I anticipated your fighting with me to get a club card. I have a club card, which I don't carry with me because I hate your fucking store. And despite 3 times filling out the sheet, you never have my phone number on file. And you have a crazy-ass policy that you won't scan a store card. I understand this. I am fully aware that I will be missing out on your trumped up club card prices. No, I do not want to fill out a form for yet another card. Can you not hear my children pushing and screaming and tantruming? You've had me waiting in line for 15 full minutes. Just scan my GODDAMN GROCERIES.

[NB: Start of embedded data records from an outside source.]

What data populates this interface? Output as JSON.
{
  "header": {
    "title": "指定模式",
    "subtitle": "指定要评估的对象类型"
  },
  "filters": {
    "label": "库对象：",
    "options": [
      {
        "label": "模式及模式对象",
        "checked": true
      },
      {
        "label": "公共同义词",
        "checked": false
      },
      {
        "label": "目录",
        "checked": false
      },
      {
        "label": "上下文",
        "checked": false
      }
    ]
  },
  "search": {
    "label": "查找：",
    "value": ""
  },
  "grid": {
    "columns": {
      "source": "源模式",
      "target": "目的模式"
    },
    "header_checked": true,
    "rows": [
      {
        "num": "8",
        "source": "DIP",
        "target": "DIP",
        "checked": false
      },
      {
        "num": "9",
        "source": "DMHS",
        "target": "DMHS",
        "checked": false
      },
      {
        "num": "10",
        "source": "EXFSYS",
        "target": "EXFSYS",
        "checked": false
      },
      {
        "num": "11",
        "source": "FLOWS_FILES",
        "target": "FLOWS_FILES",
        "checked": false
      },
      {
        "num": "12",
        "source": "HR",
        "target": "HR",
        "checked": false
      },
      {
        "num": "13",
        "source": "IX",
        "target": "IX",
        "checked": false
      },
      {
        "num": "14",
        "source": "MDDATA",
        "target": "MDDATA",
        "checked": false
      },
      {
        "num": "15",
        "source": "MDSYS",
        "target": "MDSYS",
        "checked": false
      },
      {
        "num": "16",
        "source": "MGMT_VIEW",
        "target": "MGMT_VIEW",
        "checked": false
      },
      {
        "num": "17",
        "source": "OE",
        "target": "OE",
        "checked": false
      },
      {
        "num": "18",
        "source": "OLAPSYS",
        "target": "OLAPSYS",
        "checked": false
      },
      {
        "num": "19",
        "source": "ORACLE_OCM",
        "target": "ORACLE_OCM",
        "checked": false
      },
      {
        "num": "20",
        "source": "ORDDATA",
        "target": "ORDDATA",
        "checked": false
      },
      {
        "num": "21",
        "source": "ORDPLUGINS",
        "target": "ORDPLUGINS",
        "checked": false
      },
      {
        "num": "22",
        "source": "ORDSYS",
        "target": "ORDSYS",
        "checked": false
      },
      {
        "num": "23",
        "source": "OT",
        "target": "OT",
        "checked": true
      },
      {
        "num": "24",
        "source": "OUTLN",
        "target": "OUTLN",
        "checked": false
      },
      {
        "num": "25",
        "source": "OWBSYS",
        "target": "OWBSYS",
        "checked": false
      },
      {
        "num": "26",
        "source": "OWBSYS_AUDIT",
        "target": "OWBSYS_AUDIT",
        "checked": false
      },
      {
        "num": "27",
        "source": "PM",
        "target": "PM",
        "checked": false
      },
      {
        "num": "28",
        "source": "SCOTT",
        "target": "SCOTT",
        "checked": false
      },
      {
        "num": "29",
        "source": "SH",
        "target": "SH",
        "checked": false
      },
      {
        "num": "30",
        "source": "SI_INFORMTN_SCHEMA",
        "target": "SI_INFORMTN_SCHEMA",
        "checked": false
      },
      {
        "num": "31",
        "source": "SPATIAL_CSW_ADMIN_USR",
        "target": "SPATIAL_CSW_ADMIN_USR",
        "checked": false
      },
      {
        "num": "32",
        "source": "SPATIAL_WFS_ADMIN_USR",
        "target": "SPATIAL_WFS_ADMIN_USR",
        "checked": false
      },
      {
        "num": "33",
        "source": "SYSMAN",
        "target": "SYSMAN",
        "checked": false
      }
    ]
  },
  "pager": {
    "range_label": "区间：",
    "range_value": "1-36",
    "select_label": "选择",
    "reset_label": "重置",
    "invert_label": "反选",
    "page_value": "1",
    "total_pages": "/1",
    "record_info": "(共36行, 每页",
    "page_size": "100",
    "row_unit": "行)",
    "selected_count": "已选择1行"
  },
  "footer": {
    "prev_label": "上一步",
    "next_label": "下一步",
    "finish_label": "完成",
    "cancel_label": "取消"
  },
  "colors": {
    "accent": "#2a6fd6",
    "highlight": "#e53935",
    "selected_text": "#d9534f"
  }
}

I did not appreciate your comment at this moment, "You just can't appreciate how these are the best years. Someday you'll be sad that all this holiday magic is gone. Parents bring on the stress. You should just enjoy these wonderful years as they are."

Yes, I acknowledge that holidays with children are wonderful and fantastic. BUT THIS IS THE EFFING GROCERY STORE AND IT IS NOT FILLED WITH MAGIC AND FAIRY DUST AND UNICORN FARTS. QUIT LECTURING ME AND GET MOVING, ALREADY.

Sincerely,

Won't make this mistake again



Dear Lady in line behind me,

It did not help that you were nodding along and agreeing with the cashier's lecture. I felt ganged up on. Also, please don't ever again lean over and tell a 2 year old, "I guess you don't know that Santa only brings presents to good children and not naughty ones." Next time I WILL kick you in the teeth.

Sincerely,

Should have kicked you in the teeth.

6 comments:

Michelle said...

I seriously just cracked up. Fabulous post. So sorry your morning started so crappy.

d e v a n said...

Oh man. Why do people who say that sh*t think they are helping?! UGH!

Anonymous said...

Thanks for the laugh even though I know it's not one bit funny to you right now. Who tells a 2 year old they're not getting presents from Santa...evil evil woman! Only parents have the right to use that threat ;) Hope the rest of your day goes better!

bluedaisy said...

OMG Giselle, this is hilarious to read but I think I would have left my cart...I left a rather large order at Walmart b/c there were 3 people in front of me and the line literally did not move for 45 minutes...and the other lines that were open were all backed up as well. Hopefully both the cashier and the customer get coal in their stockings this year ;)

Joanne said...

Ugh. I feel anxiety on your behalf! Thanks for posting about it with all of your humor and grace!

CARRIE said...

Girl, I so know that place and those bee-atches...except in a different state. I would pay some serious money to see some teeth being kicked in by Giselle!!!